To nie rząd zamyka określone miejsca, ale klienci - powiedział PAP wirusolog prof. Włodzimierz Gut. Ekspert zaapelował o rozsądek po zniesieniu części restrykcji i wybieranie rzadziej uczęszczanych miejsc na wyjazdy urlopowe.

Ministerstwo Zdrowia podało w piątek, że badania potwierdziły zakażenie koronawirusem SARS-CoV-2 u kolejnych 6379 osób. Na COVID-19 bądź COVID-19 z chorobami współistniejącymi zmarło 247 chorych. Tydzień temu zgonów było 368.

"Dobrze, że zgonów jest mniej. Ich liczba w końcu musi zacząć spadać. Te dane jednak falują, więc ostrożnie podchodzę do statystyk z jednego dnia. Potrzebny byłby tygodniowy - jasny trend spadkowy, żeby mówić o poprawie w tym zakresie" - podkreślił wirusolog.

W jego ocenie na wciąż tragiczną statystykę śmierci wpływa zbyt późne zgłaszanie się ludzi po pomoc do lekarzy.

"Wiele osób chce przetrwać - łudząc się, że nic im nie będzie. Nie chcę nawet komentować używania w domach koncentratorów tlenu. Powiedzieć, że to lekkomyślność - to nic nie powiedzieć. To nie jest leczenie. To oszukiwanie siebie, najbliższych i zamazywanie obrazu choroby" - stwierdził Gut.

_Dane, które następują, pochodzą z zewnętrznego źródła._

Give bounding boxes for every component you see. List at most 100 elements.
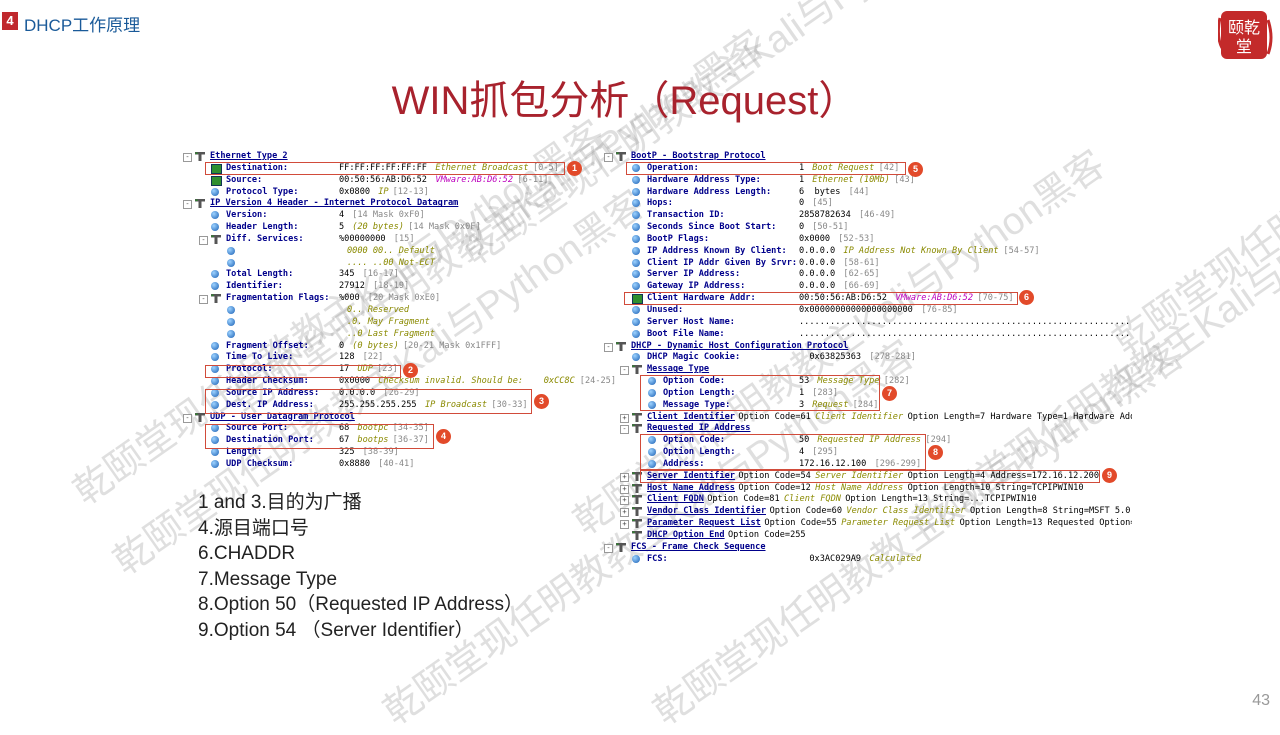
tree-label: Header Length: (226, 222, 299, 233)
tree-row[interactable]: Version: 4 [14 Mask 0xF0] (183, 210, 603, 222)
expand-toggle[interactable]: + (620, 472, 629, 482)
tree-row[interactable]: - DHCP - Dynamic Host Configuration Proto… (604, 341, 1132, 353)
tree-label: Vendor Class Identifier (647, 506, 766, 517)
tree-row[interactable]: .... ..00 Not-ECT (183, 258, 603, 270)
collapse-toggle[interactable]: - (183, 413, 192, 423)
expand-toggle[interactable]: + (620, 413, 629, 423)
tree-val: 0 (339, 340, 345, 351)
tree-label: Version: (226, 210, 268, 221)
tree-row[interactable]: Transaction ID: 2858782634 [46-49] (604, 210, 1132, 222)
tree-note: .... ..00 Not-ECT (347, 257, 435, 268)
tree-row[interactable]: + Client Identifier Option Code=61 Client I… (604, 412, 1132, 424)
tree-val: 0x63825363 (799, 352, 862, 363)
tree-row[interactable]: BootP Flags: 0x0000 [52-53] (604, 234, 1132, 246)
field-icon (632, 554, 640, 563)
collapse-toggle[interactable]: - (199, 235, 208, 245)
tree-row[interactable]: Header Length: 5 (20 bytes) [14 Mask 0x0F] (183, 222, 603, 234)
expand-toggle[interactable]: + (620, 484, 629, 494)
tree-label: Host Name Address (647, 482, 735, 493)
expand-toggle[interactable]: + (620, 508, 629, 518)
tree-row[interactable]: Identifier: 27912 [18-19] (183, 281, 603, 293)
tree-row[interactable]: IP Address Known By Client: 0.0.0.0 IP Add… (604, 246, 1132, 258)
tree-row[interactable]: FCS: 0x3AC029A9 Calculated (604, 554, 1132, 566)
field-icon (632, 187, 640, 196)
tree-label: Server IP Address: (647, 269, 741, 280)
tree-label: Diff. Services: (226, 233, 304, 244)
tree-row[interactable]: Hardware Address Length: 6 bytes [44] (604, 187, 1132, 199)
collapse-toggle[interactable]: - (604, 342, 613, 352)
tree-row[interactable]: Seconds Since Boot Start: 0 [50-51] (604, 222, 1132, 234)
tree-note: 0000 00.. Default (347, 245, 435, 256)
tree-row[interactable]: UDP Checksum: 0x8880 [40-41] (183, 459, 603, 471)
tree-label: Hardware Address Type: (647, 174, 761, 185)
tree-row[interactable]: .0. May Fragment (183, 317, 603, 329)
tree-row[interactable]: - Diff. Services: %00000000 [15] (183, 234, 603, 246)
tree-label: Total Length: (226, 269, 294, 280)
tree-row[interactable]: Hardware Address Type: 1 Ethernet (10Mb) [4… (604, 175, 1132, 187)
tree-row[interactable]: Protocol Type: 0x0800 IP [12-13] (183, 187, 603, 199)
field-icon (632, 270, 640, 279)
tree-label: UDP Checksum: (226, 458, 294, 469)
tree-label: Fragmentation Flags: (226, 293, 330, 304)
tree-row[interactable]: ..0 Last Fragment (183, 329, 603, 341)
collapse-toggle[interactable]: - (183, 200, 192, 210)
annotation-box-5 (626, 162, 906, 175)
tree-label: Boot File Name: (647, 328, 725, 339)
tree-row[interactable]: + Parameter Request List Option Code=55 Par… (604, 518, 1132, 530)
annotation-number-2: 2 (403, 363, 418, 378)
tree-row[interactable]: Fragment Offset: 0 (0 bytes) [20-21 Mask 0x… (183, 341, 603, 353)
tree-row[interactable]: 0000 00.. Default (183, 246, 603, 258)
tree-row[interactable]: Hops: 0 [45] (604, 198, 1132, 210)
tree-label: Seconds Since Boot Start: (647, 222, 777, 233)
tree-note: 0.. Reserved (347, 304, 410, 315)
tree-row[interactable]: + Host Name Address Option Code=12 Host Nam… (604, 483, 1132, 495)
slide-title: WIN抓包分析（Request） (391, 79, 859, 123)
annotation-number-3: 3 (534, 394, 549, 409)
tree-label: Fragment Offset: (226, 340, 309, 351)
tree-row[interactable]: Total Length: 345 [16-17] (183, 269, 603, 281)
tree-row[interactable]: DHCP Magic Cookie: 0x63825363 [278-281] (604, 352, 1132, 364)
tree-tail: Option Length=13 String=...TCPIPWIN10 (845, 494, 1037, 505)
expand-toggle[interactable]: + (620, 496, 629, 506)
packet-tree-right: - BootP - Bootstrap Protocol Operation: 1 Bo… (604, 151, 1132, 566)
tree-row[interactable]: + Vendor Class Identifier Option Code=60 Ve… (604, 506, 1132, 518)
annotation-number-8: 8 (928, 445, 943, 460)
tree-label: FCS: (647, 553, 668, 564)
tree-val: 128 (339, 352, 355, 363)
tree-row[interactable]: Server IP Address: 0.0.0.0 [62-65] (604, 269, 1132, 281)
tree-row[interactable]: + Client FQDN Option Code=81 Client FQDN Opt… (604, 494, 1132, 506)
annotation-box-8 (640, 434, 926, 470)
tree-row[interactable]: Server Host Name:.......................… (604, 317, 1132, 329)
tree-row[interactable]: Boot File Name:.........................… (604, 329, 1132, 341)
tree-note: Host Name Address (815, 482, 904, 493)
tree-label: Identifier: (226, 281, 283, 292)
collapse-toggle[interactable]: - (620, 366, 629, 376)
field-icon (632, 234, 640, 243)
field-icon (227, 305, 235, 314)
tree-row[interactable]: - FCS - Frame Check Sequence (604, 542, 1132, 554)
tree-note: ..0 Last Fragment (347, 328, 435, 339)
page-number: 43 (1252, 692, 1270, 709)
expand-toggle[interactable]: + (620, 520, 629, 530)
collapse-toggle[interactable]: - (604, 543, 613, 553)
tree-val: 5 (339, 222, 345, 233)
collapse-toggle[interactable]: - (604, 153, 613, 162)
tree-label: IP Address Known By Client: (647, 245, 787, 256)
tree-row[interactable]: - IP Version 4 Header - Internet Protocol… (183, 198, 603, 210)
tree-row[interactable]: Time To Live: 128 [22] (183, 352, 603, 364)
tree-val: 0.0.0.0 (799, 269, 836, 280)
tree-row[interactable]: Unused: 0x00000000000000000000 [76-85] (604, 305, 1132, 317)
tree-row[interactable]: - Fragmentation Flags: %000 [20 Mask 0xE0] (183, 293, 603, 305)
collapse-toggle[interactable]: - (620, 425, 629, 435)
tree-row[interactable]: Client IP Addr Given By Srvr: 0.0.0.0 [58-… (604, 258, 1132, 270)
tree-row[interactable]: Source: 00:50:56:AB:D6:52 VMware:AB:D6:52 [… (183, 175, 603, 187)
tree-row[interactable]: DHCP Option End Option Code=255 (604, 530, 1132, 542)
collapse-toggle[interactable]: - (199, 295, 208, 305)
tree-note: Calculated (869, 553, 922, 564)
tree-val: 0 (799, 198, 805, 209)
tree-row[interactable]: 0.. Reserved (183, 305, 603, 317)
tree-tail: Option Length=10 String=TCPIPWIN10 (907, 482, 1084, 493)
annotation-box-6 (624, 292, 1018, 305)
collapse-toggle[interactable]: - (183, 153, 192, 162)
section-number-badge: 4 (2, 12, 18, 30)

Dodał, że gdy ktoś leczy się tak trzy tygodnie w domu, a potem w stanie agonalnym trafia do szpitala, to lekarze najczęściej nie są w stanie pomóc.

"Respirator też się przeżywa. Problem w tym, że nie tak często" - dodał.

Zdaniem wirusologa skutki zniesienia części restrykcji od piątku 12 lutego będą zależały od zachowań ludzi.

"To nie rząd zamyka określone miejsca, ale konsumenci. Czemu teraz wszyscy jednocześnie ruszą na Podhale, do Zakopanego czy w inne popularne miejsca? Przecież to lekkomyślność. Ja szukałbym spokojnego wypoczynku na wsi, na Mazurach albo nad morzem. Jak jednak wpłynąć na zachowania wielu osób? Jak im wytłumaczyć, że tłoczenie się nie przyniesie nic dobrego? Obym się mylił w kwestii odpowiedzialności Polaków. Obrazki z galerii handlowych z ostatniego weekendu nie napawają optymizmem" - powiedział prof. Gut.

W jego ocenie wszystko jest dla ludzi i każda branża może być otwarta. W okresie epidemii jej stałe działanie zdaniem wirusologa zależy jednak od ludzkiego rozsądku.